Yargıtay yüksek 9. Ceza Dairesi: “Sanık H. A.’nın, silahlı terör örgütü üyesi olduğu dosya kapsamına uygun olarak iddia ve kabul edilen Nejdet Kılıç’ın siyasi görüşlerini ve terör örgütleri ile iltisakını çok önceden bildiği ve bir görev ile bağlantılı olmaksızın yüzyüze görüşmelerinin de sürdüğü, irtibat halinde bulunduğu Nejdet Kılıç’ın bir takip durumundan şüphelenip kendisine danışması üzerine, polis takibinde olabileceğine ilişkin değerlendirmesini kendisiyle paylaşıp uyarılarda bulunduğu anlaşılmaktadır.
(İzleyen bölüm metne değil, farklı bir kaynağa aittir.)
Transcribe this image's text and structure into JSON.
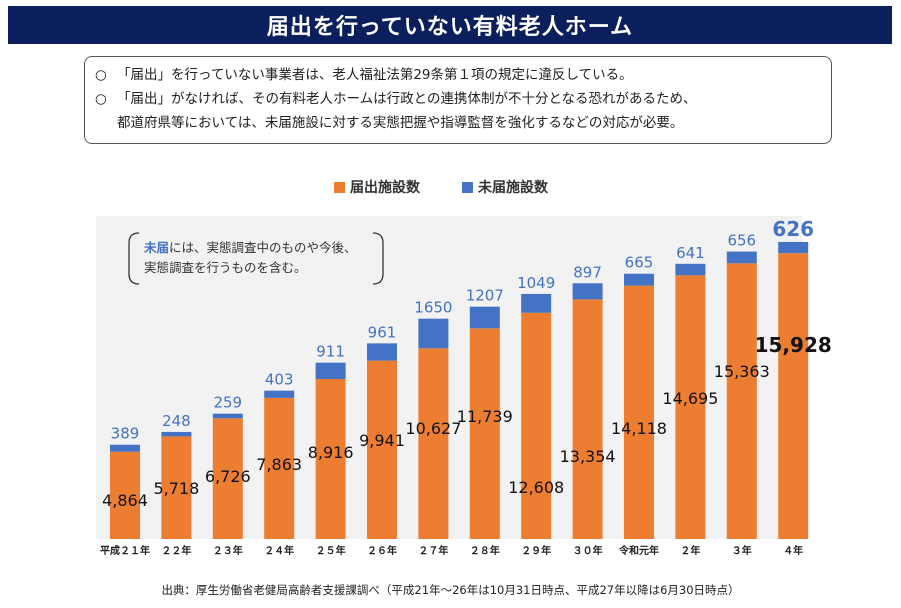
{
  "page": {
    "title": "届出を行っていない有料老人ホーム",
    "notes": [
      {
        "mark": "○",
        "text": "「届出」を行っていない事業者は、老人福祉法第29条第１項の規定に違反している。"
      },
      {
        "mark": "○",
        "text": "「届出」がなければ、その有料老人ホームは行政との連携体制が不十分となる恐れがあるため、"
      },
      {
        "mark": "",
        "text": "都道府県等においては、未届施設に対する実態把握や指導監督を強化するなどの対応が必要。"
      }
    ],
    "source": "出典：厚生労働省老健局高齢者支援課調べ（平成21年～26年は10月31日時点、平成27年以降は6月30日時点）"
  },
  "chart_data": {
    "type": "bar",
    "stacked": true,
    "categories": [
      "平成２１年",
      "２２年",
      "２３年",
      "２４年",
      "２５年",
      "２６年",
      "２７年",
      "２８年",
      "２９年",
      "３０年",
      "令和元年",
      "２年",
      "３年",
      "４年"
    ],
    "series": [
      {
        "name": "届出施設数",
        "color": "#ed7d31",
        "values": [
          4864,
          5718,
          6726,
          7863,
          8916,
          9941,
          10627,
          11739,
          12608,
          13354,
          14118,
          14695,
          15363,
          15928
        ]
      },
      {
        "name": "未届施設数",
        "color": "#4472c4",
        "values": [
          389,
          248,
          259,
          403,
          911,
          961,
          1650,
          1207,
          1049,
          897,
          665,
          641,
          656,
          626
        ]
      }
    ],
    "ylim": [
      0,
      18000
    ],
    "grid": false,
    "legend_position": "top-center",
    "data_labels": {
      "registered": [
        "4,864",
        "5,718",
        "6,726",
        "7,863",
        "8,916",
        "9,941",
        "10,627",
        "11,739",
        "12,608",
        "13,354",
        "14,118",
        "14,695",
        "15,363",
        "15,928"
      ],
      "unregistered": [
        "389",
        "248",
        "259",
        "403",
        "911",
        "961",
        "1650",
        "1207",
        "1049",
        "897",
        "665",
        "641",
        "656",
        "626"
      ]
    },
    "annotation": {
      "highlight": "未届",
      "text_line1": "には、実態調査中のものや今後、",
      "text_line2": "実態調査を行うものを含む。"
    }
  }
}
Sanığın Nejdet Kılıç’la bu aşamaya kadar olan telefon görüşmeleri ve diğer irtibatı terör örgütüne yardım suçunu oluşturmayacağı düşünülebilir ise de; sanığın yapmış olduğu şikayet üzerine başlatılan müfettiş incelemesi kapsamında Nejdet Kılıç hakkında terör örgütü üyesi olmaktan yapılan hakim kararına dayalı dinleme işlemini öğrenmesi üzerine araştırma ve soruşturmadan kurtulmasını sağlamak amacıyla Nejdet Kılıç’a bu durumu bildirdiği, Nejdet Kılıç’ın ise, aldığı bu uyarı üzerine takipten kurtulmak için kendisinin kullandığı ve yine kendisi adına kayıtlı olup da örgüt mensubu İbrahim Turgut tarafından kullanılan telefonları görüşmeye kapattığı, bu suretle sanığın hal ve sıfatını bildiği kuşkusuz olan Nejdet Kılıç’a ve bu kişinin mensubu olduğu silahlı terör örgütüne, sonuç da verecek şekilde yardımda bulunduğuna dair mahkeme kabul ve uygulamasında bir isabetsizlik görülmediği” sonucuna varmıştır.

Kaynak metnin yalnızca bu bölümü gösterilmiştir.